Reprovantage is trying to develop a system for diagnosing and possibly treating a condition known as subfertility, which makes men less capable of fathering children. The foundation for Reprovantage is a genetic mutation discovered by scientists at Davis.
Earp said the company is in early startup mode, and it’s not clear whether it will wind up making its headquarters in Davis or the Bay Area.
That uncertainty illustrates one of the hurdles facing UC Davis officials as they try to create more startups in the Davis-Sacramento area: Many of the companies wind up locating in the Bay Area, partly because of the abundance of startup money and other resources.
Sometimes a company chooses the Bay Area for personal reasons.

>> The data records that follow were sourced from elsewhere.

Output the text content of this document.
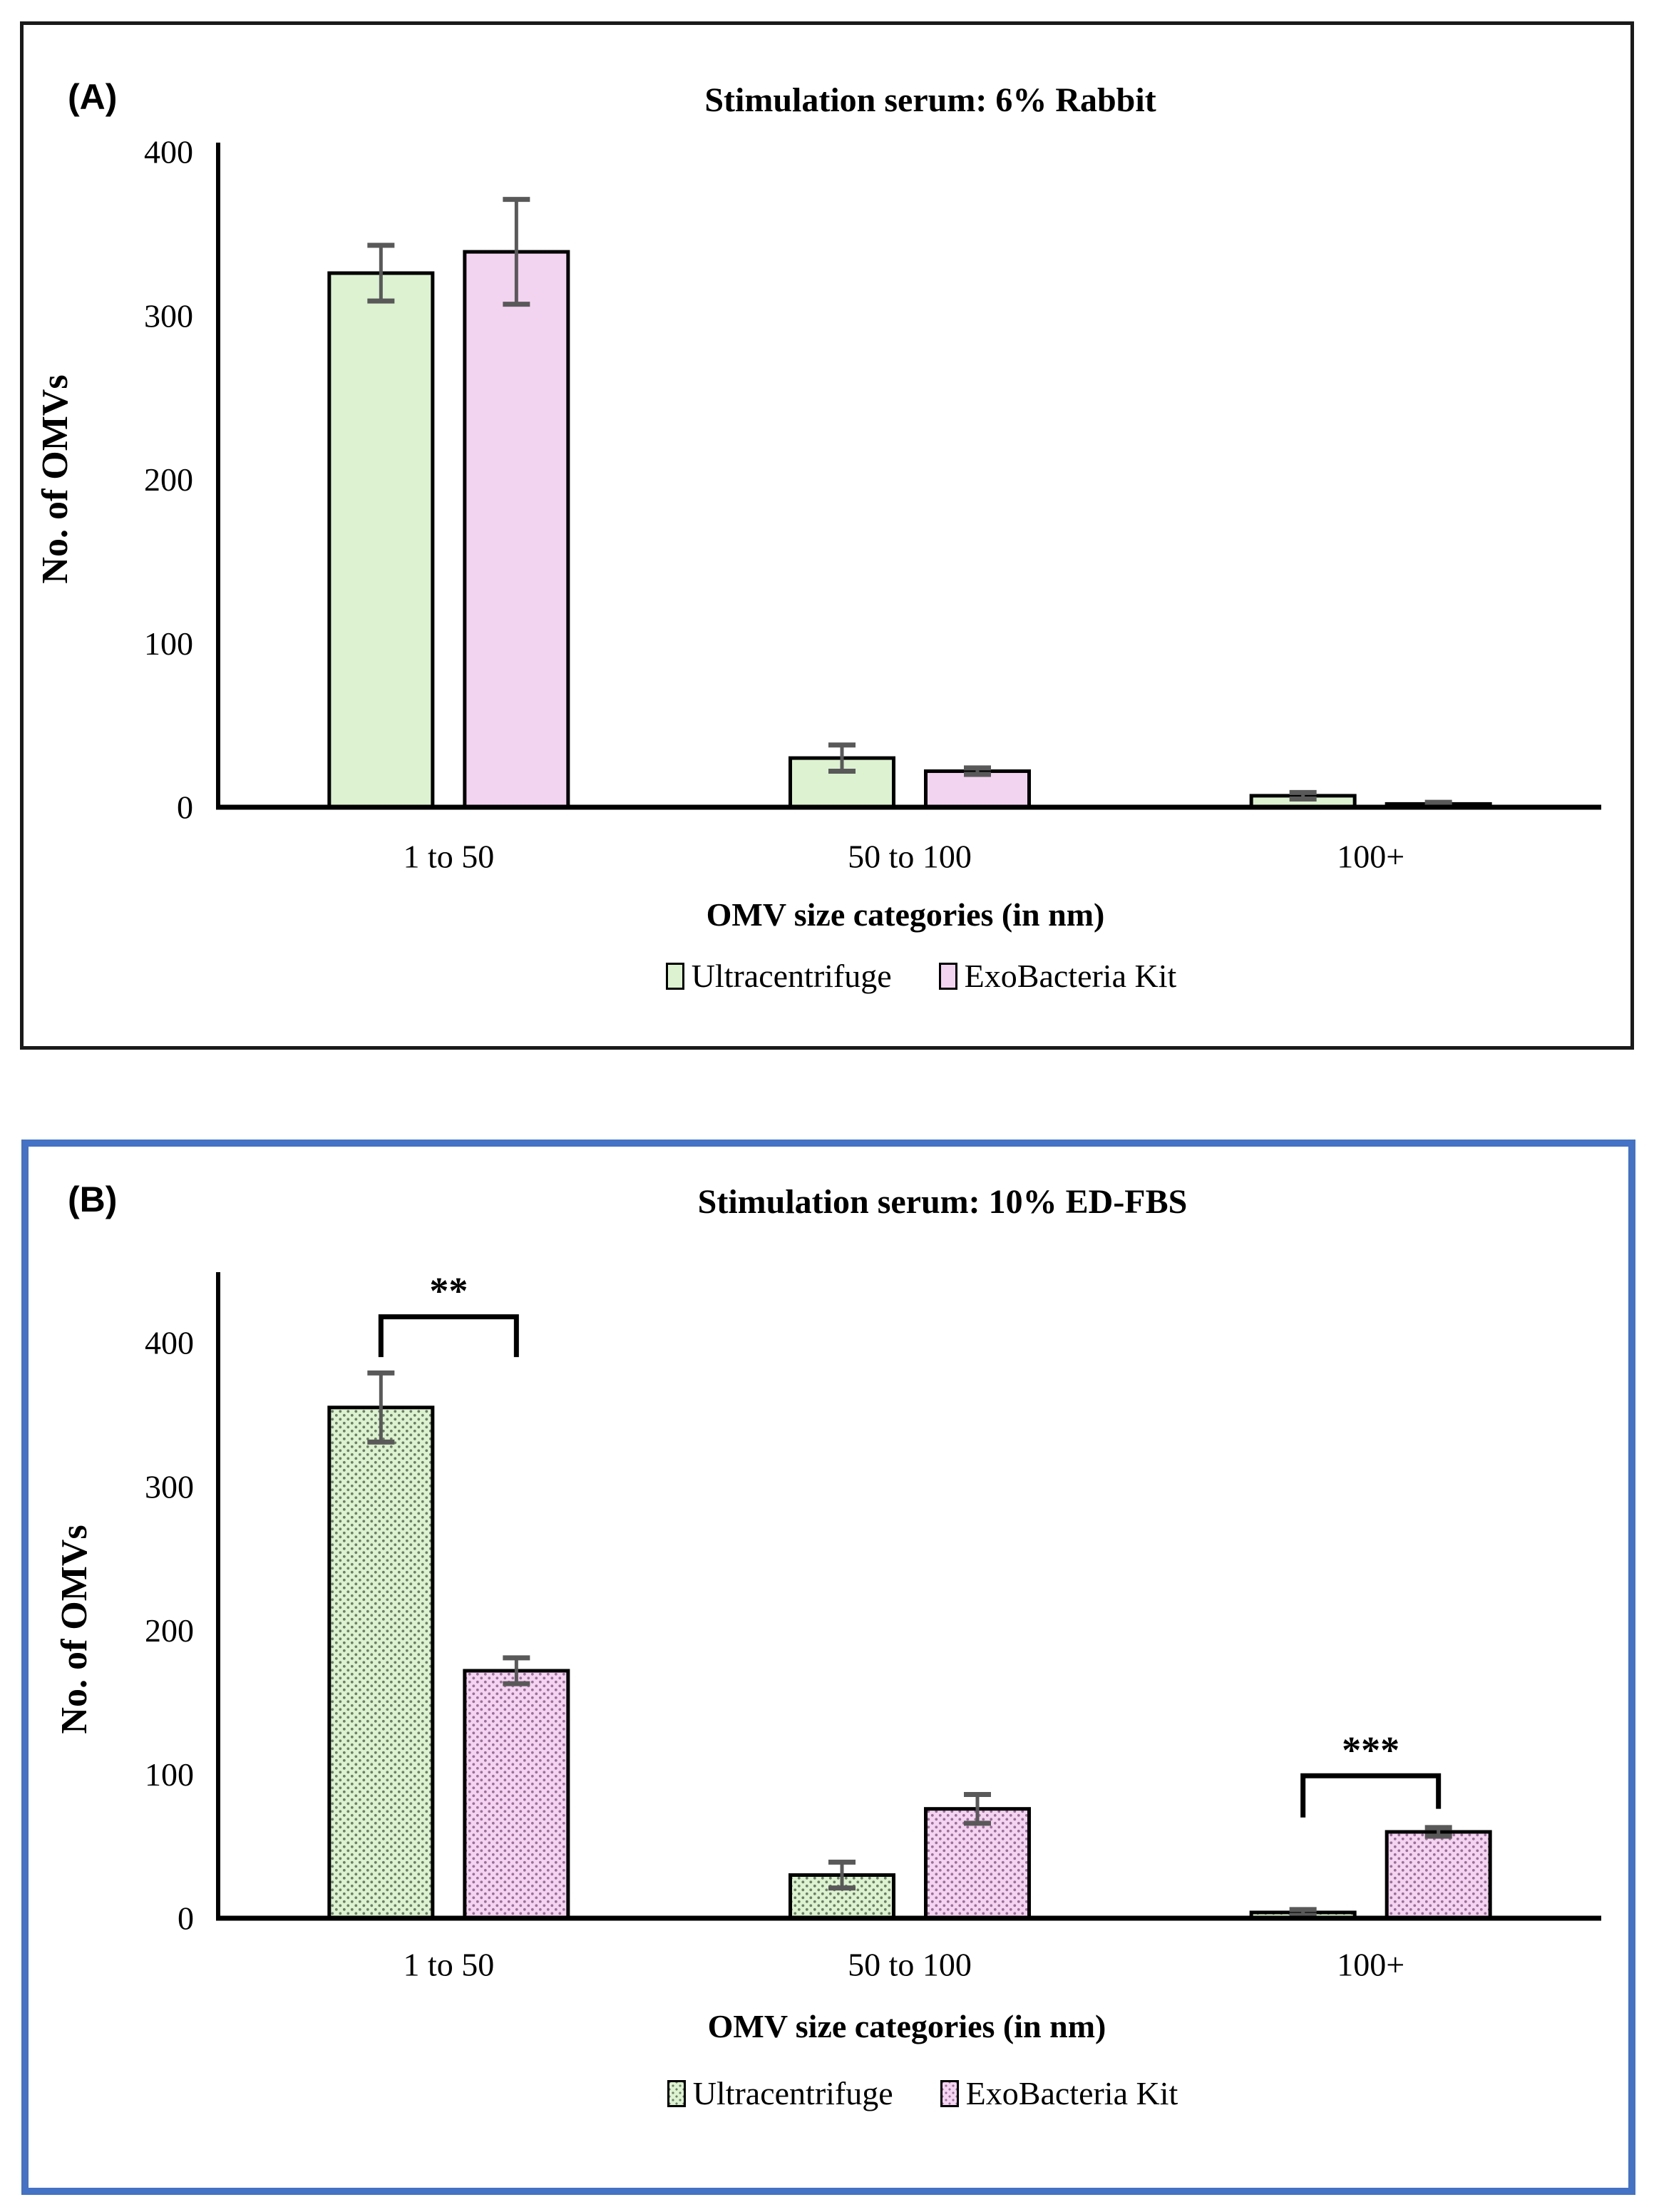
(A)	Stimulation serum: 6% Rabbit
No. of OMVs
400
300
200
100
0
1 to 50	50 to 100	100+
OMV size categories (in nm)
Ultracentrifuge ExoBacteria Kit
(B)	Stimulation serum: 10% ED-FBS
No. of OMVs
400
300
200
100
0
1 to 50	50 to 100	100+
**
***
OMV size categories (in nm)
Ultracentrifuge ExoBacteria Kit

Tule Technologies, another one of the startups, is based in the East Bay because Chief Executive Tom Shapland’s wife has a job there.
Tule is developing a sensor to help farmers measure how quickly water is evaporating in their fields. Shapland said the product is based on research he conducted while earning his Ph.D. at Davis.
“This is fundamentally different from anything that’s ever been available to farmers,” he said. “This is what they’ve wanted.” Having precise data on evaporation will enable growers to use water more efficiently, he said.
Campus officials are continuing to press for more commercialization of UC Davis inventions. On Wednesday, the university announced it has awarded grants of $50,000 each to four professors and researchers through a new program aimed at bringing UC Davis technology to market. The four grants were awarded to Kyria Boundy-Mills, a food science researcher; Charles Hunt, a professor of electrical and computer engineering; Mark Mascal, a chemistry professor; and Jared Shaw, an associate chemistry professor.